Bangkok Under Emergency Law as Protesters Occupy Ministries

BANGKOK—Thailand’s prime minister invoked an emergency law Monday after demonstrators seeking to remove her from office occupied parts of the finance and foreign ministries.
Bangkok Under Emergency Law as Protesters Occupy Ministries
11/25/2013
Updated:
11/25/2013

BANGKOK—Thailand’s prime minister invoked an emergency law Monday after demonstrators seeking to remove her from office occupied parts of the finance and foreign ministries.

Prime Minister Yingluck Shinawatra announced that the Internal Security Act would cover all of Bangkok and large parts of the surrounding areas. Three especially sensitive districts of the capital have been under the law since August, when there were early signs of political unrest.

The law authorizes officials to seal off roads, take action against security threats, impose curfews, and ban the use of electronic devices in designated areas. Peaceful rallies are allowed under the law.

“It is necessary for the government to enforce the law,” Yingluck said on national television.

“But I would like to insist that the government will strictly not use any violence against people.”

Protesters swarmed into the two government ministries earlier Monday, overrunning several buildings and cutting electricity in an escalating campaign to topple Yingluck’s government.

Ongoing Protests

Various rallies have been ongoing in Bangkok for much of November, initially to protest an amnesty bill that the Yingluck administration tried to pass that protesters said would allow her billionaire brother Thaksin to avoid criminal charges.

The bill was quashed by public uproar but demonstrations continued and shifted their focus to the toppling Yingluck’s administration.

Her brother was Thailand’s prime minister from 2001 to 2006 when he was ousted by a military coup that came on the heels of mass demonstrations by yellow-shirt protesters who were mostly middle-class Bangkok residents and royalists. He has lived in a self-imposed exile since 2008 to avoid criminal charges.

Despite not being in the country, Thaksin has a large rural support base that voted in his sister and the pro-Thaksin Pheu Thai Party into power in 2011.

Thaksin also has strong support from the red-shirt movement, which is predominantly made up of rural poor from the north and northeast of Thailand. In the past the red shirts have been involved in violent street protests, most notably during April and May 2010 when they occupied a commercial area of Bangkok. By the time the military had forcefully cleared the red shirts from their barricaded camp over 90 people had been killed and scores of buildings were set ablaze.

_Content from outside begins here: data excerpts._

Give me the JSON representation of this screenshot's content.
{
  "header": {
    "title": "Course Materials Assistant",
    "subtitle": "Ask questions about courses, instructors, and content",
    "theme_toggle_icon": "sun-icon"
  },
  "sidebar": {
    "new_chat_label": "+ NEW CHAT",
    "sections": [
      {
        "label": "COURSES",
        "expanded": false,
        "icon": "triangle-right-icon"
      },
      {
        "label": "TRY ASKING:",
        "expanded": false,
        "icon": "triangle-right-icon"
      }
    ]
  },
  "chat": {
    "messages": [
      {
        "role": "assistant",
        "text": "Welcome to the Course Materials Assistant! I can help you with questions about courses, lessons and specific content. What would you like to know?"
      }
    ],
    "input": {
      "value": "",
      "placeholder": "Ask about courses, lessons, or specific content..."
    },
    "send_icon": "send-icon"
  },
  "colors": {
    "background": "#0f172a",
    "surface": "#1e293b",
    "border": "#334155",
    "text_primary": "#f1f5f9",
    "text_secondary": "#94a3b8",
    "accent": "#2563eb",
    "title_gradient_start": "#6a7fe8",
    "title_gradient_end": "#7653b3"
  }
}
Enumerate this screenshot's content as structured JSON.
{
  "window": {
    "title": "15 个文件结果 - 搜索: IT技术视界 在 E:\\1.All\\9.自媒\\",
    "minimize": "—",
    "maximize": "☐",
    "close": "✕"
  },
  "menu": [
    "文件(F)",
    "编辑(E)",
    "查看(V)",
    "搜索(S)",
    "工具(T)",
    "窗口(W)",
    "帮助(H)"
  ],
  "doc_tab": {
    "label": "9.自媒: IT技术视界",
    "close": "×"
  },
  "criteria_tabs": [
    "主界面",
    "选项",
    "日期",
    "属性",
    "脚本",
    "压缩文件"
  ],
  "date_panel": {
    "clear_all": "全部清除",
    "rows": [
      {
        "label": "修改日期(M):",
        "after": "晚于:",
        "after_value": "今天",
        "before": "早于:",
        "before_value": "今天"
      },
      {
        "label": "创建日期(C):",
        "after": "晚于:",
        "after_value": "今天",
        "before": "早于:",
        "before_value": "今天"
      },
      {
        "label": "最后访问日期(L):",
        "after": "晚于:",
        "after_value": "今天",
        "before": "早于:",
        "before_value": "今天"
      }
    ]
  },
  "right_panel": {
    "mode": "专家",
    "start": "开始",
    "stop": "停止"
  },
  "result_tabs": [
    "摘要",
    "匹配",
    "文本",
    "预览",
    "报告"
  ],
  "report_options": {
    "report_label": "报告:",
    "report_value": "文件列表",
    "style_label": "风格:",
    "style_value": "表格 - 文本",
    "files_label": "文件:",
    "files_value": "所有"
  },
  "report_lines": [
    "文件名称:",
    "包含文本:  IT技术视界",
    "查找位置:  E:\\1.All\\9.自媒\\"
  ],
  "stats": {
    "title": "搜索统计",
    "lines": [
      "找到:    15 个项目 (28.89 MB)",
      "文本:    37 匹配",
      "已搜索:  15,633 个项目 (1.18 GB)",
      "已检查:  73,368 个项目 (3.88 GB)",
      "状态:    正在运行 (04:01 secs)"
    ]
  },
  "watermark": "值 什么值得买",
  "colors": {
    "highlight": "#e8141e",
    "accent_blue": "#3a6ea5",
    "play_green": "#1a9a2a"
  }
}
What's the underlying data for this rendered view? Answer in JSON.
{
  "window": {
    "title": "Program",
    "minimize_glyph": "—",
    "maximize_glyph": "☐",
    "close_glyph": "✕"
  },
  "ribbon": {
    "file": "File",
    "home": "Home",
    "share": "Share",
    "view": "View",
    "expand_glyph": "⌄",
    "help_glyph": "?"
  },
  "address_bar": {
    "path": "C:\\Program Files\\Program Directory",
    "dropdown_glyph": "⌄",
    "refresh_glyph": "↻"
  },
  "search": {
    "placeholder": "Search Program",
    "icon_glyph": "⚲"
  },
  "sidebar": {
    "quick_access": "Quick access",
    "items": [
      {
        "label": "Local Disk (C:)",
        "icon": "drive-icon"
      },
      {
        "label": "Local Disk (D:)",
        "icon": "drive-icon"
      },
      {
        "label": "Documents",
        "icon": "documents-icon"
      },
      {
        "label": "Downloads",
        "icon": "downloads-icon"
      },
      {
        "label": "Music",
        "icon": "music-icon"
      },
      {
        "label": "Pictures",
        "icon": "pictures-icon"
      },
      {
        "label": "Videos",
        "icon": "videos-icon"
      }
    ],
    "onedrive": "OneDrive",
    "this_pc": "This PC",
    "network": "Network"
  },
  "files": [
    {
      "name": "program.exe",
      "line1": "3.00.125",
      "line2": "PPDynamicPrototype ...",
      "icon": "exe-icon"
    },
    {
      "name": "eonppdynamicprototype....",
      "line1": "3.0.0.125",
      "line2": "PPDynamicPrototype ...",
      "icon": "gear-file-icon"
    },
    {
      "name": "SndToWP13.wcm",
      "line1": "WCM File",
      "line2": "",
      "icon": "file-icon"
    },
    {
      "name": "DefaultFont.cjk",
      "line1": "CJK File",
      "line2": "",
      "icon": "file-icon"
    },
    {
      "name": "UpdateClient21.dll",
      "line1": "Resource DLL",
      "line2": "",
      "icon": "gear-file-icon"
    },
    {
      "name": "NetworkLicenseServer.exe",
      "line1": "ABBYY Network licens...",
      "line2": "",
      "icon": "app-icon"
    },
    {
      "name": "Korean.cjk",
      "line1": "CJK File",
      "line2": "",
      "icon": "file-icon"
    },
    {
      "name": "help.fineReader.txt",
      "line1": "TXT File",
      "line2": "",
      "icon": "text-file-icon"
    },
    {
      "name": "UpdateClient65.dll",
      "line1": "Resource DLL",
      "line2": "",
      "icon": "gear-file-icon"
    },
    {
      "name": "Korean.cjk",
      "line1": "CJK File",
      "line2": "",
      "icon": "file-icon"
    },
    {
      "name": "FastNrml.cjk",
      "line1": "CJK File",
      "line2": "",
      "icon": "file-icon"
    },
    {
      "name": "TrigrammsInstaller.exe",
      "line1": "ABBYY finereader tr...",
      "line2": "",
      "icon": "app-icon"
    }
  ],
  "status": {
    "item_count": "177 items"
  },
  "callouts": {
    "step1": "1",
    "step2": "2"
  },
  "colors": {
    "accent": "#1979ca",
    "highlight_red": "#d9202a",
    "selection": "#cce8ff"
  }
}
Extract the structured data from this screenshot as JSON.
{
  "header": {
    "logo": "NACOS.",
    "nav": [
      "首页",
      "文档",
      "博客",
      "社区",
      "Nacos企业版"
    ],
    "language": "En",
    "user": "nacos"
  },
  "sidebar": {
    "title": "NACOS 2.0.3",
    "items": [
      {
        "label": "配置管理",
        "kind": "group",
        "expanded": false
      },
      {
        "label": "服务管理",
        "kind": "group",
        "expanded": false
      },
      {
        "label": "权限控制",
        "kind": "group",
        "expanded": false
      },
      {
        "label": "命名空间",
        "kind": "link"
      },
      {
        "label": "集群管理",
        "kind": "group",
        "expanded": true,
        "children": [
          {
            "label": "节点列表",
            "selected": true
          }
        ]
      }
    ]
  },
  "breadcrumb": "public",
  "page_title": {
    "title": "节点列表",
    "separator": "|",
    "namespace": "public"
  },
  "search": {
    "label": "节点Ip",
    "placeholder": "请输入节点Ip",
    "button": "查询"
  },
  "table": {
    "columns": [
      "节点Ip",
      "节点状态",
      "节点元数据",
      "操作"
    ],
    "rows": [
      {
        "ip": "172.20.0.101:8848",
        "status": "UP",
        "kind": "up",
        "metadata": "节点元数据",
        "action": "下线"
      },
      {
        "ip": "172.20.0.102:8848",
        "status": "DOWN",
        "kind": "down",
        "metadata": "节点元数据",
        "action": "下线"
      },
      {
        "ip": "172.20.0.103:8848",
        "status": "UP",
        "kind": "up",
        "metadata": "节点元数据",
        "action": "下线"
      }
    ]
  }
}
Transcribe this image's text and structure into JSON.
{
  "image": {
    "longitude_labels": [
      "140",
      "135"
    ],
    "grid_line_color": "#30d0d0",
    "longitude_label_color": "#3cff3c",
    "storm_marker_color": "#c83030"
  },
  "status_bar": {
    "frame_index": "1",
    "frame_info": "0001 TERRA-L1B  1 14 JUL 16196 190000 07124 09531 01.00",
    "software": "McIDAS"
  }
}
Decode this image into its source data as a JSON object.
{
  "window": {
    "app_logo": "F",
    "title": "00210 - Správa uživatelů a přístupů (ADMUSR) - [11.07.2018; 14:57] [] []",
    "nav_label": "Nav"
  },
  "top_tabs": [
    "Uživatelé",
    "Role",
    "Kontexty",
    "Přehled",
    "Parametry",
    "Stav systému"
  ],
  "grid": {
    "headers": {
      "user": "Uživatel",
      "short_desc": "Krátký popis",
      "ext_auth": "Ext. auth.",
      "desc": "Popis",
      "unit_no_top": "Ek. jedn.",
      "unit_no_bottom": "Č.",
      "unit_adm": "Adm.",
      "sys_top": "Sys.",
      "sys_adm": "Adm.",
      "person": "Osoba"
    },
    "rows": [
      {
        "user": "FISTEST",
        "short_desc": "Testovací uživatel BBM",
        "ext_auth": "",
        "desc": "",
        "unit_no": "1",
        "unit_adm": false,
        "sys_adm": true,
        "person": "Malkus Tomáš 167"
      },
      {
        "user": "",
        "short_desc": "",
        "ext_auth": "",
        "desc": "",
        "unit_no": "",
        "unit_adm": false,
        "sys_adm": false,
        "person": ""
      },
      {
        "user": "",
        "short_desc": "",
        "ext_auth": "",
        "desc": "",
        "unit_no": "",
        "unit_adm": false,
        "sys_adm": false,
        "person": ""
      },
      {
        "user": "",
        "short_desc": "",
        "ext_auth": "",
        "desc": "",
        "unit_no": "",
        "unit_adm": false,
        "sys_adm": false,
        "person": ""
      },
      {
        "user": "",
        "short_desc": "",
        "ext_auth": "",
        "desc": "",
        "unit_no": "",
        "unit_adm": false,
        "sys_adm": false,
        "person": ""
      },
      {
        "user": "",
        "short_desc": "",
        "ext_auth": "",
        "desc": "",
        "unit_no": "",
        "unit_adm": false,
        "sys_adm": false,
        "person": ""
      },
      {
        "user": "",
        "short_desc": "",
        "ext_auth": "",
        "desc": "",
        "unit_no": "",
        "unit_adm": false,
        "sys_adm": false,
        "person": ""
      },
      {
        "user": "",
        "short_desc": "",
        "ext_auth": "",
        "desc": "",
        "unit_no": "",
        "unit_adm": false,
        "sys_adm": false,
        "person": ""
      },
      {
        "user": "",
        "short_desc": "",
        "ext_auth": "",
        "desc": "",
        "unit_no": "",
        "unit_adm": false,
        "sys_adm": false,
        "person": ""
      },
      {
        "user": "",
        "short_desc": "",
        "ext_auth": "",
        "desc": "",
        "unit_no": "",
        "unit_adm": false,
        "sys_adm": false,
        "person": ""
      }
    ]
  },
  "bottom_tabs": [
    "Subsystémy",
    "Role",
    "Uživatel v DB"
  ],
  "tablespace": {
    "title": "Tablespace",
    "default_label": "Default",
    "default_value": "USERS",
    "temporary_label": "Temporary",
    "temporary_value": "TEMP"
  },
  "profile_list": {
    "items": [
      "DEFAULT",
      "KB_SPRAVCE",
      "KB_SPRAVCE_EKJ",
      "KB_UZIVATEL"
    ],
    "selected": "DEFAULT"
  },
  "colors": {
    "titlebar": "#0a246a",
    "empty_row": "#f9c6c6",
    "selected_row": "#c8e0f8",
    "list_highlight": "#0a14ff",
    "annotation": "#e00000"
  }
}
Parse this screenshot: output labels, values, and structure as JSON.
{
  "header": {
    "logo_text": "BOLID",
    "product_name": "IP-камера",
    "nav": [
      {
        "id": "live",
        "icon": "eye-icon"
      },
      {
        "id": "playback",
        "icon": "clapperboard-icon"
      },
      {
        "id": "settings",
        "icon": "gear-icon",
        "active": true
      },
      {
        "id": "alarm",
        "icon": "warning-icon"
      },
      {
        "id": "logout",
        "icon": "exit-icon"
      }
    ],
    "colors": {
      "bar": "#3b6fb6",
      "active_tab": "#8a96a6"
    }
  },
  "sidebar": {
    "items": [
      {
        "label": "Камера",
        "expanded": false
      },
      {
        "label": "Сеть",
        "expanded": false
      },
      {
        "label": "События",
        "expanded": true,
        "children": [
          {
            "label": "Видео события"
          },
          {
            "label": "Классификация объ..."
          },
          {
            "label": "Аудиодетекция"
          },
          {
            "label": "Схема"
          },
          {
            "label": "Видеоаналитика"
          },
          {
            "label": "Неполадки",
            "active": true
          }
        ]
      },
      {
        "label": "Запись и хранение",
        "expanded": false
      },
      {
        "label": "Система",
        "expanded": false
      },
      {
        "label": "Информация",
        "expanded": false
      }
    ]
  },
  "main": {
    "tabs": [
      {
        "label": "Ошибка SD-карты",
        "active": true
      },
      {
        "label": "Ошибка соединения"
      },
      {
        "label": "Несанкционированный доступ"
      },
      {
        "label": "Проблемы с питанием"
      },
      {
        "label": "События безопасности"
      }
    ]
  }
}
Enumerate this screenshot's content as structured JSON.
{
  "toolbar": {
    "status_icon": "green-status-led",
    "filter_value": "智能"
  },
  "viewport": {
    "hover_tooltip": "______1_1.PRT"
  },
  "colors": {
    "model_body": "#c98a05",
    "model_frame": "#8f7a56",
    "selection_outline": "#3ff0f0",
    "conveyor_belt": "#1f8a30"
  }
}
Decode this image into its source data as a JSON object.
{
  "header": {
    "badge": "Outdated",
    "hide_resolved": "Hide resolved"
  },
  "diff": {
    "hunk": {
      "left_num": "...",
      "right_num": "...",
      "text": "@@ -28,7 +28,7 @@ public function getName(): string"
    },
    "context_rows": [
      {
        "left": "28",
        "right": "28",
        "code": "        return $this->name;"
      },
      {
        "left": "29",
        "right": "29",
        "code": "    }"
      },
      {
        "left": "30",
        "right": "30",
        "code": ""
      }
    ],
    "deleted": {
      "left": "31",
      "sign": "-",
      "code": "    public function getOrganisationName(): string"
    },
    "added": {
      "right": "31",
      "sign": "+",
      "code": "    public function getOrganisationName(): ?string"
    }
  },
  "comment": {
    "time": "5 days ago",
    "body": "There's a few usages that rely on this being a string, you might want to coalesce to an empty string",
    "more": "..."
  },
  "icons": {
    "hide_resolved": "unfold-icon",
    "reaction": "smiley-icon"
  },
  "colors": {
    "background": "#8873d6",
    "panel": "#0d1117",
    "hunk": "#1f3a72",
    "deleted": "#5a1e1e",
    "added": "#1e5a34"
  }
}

In the show of support for the Shinawatras and the beleaguered government approximately 40,000 red shirts remain in the city after a counter pro-government rally was held at a sports stadium Sunday.

Opposition’s Boldest Acts

The incursions into the finance and foreign ministries were the boldest acts yet in opposition-led protests that started last month. They highlighted the movement’s new strategy of paralyzing the government by forcing civil servants to stop working.

The opposition Democrat Party, which is spearheading the protests and has lost to Thaksin-backed parties in every election since 2001, also plans to challenge the government Tuesday with a parliamentary no-confidence debate.

The law will cover the city’s international airports. In 2008, anti-Thaksin demonstrators occupied Bangkok’s two airports for a week after taking over the prime minister’s office for three months.

Protest leader Suthep Thaugsuban led the crowd at the Finance Ministry on a day when protesters fanned out to 13 locations across Bangkok, raising concerns of violence in the country’s ongoing political crisis, which has revolved around Thaksin for years.

“Go up to every floor, go into every room, but do not destroy anything,” Suthep told the crowd before he entered the ministry and held a meeting in its conference room.

“Make them see this is people’s power!” said Suthep, a former deputy prime minister and opposition lawmaker.

Protesters sang, danced, and blew noisy whistles in the hallways as part of their “whistle-blowing” campaign against the government. One group cut power at the Budget Bureau to pressure the agency to stop funding government projects.

Police made no immediate move to oust them.

Journalist Assaulted

During Monday’s protests a German journalist, Nick Nostitz, 43, was accused of being pro-red shirt and was attacked by protesters.

Nostitz has written extensively on Thailand’s political crisis. He was assaulted after being singled out by one of the protest leaders, former Democrat Parliament Member Chumphol Julsai, according to information from the Foreign Correspondents Club of Thailand’s (FCCT) Facebook page.

“[Former] Democrat MP Chumphol pointed him out from the protest stage calling him a ‘red shirt journalist’ and urged the crowd to kick him out,” the FCCT’s Facebook page stated.

“[Nostitz] said it was a matter of seconds before the first fists hit him. He is filing charges and this rules [him out] of covering the yellow protests from now on. He was then denounced on Thai TV by a member of the Thai press corps,” the FCCT’s message continued.

The Associated Press contributed to this report.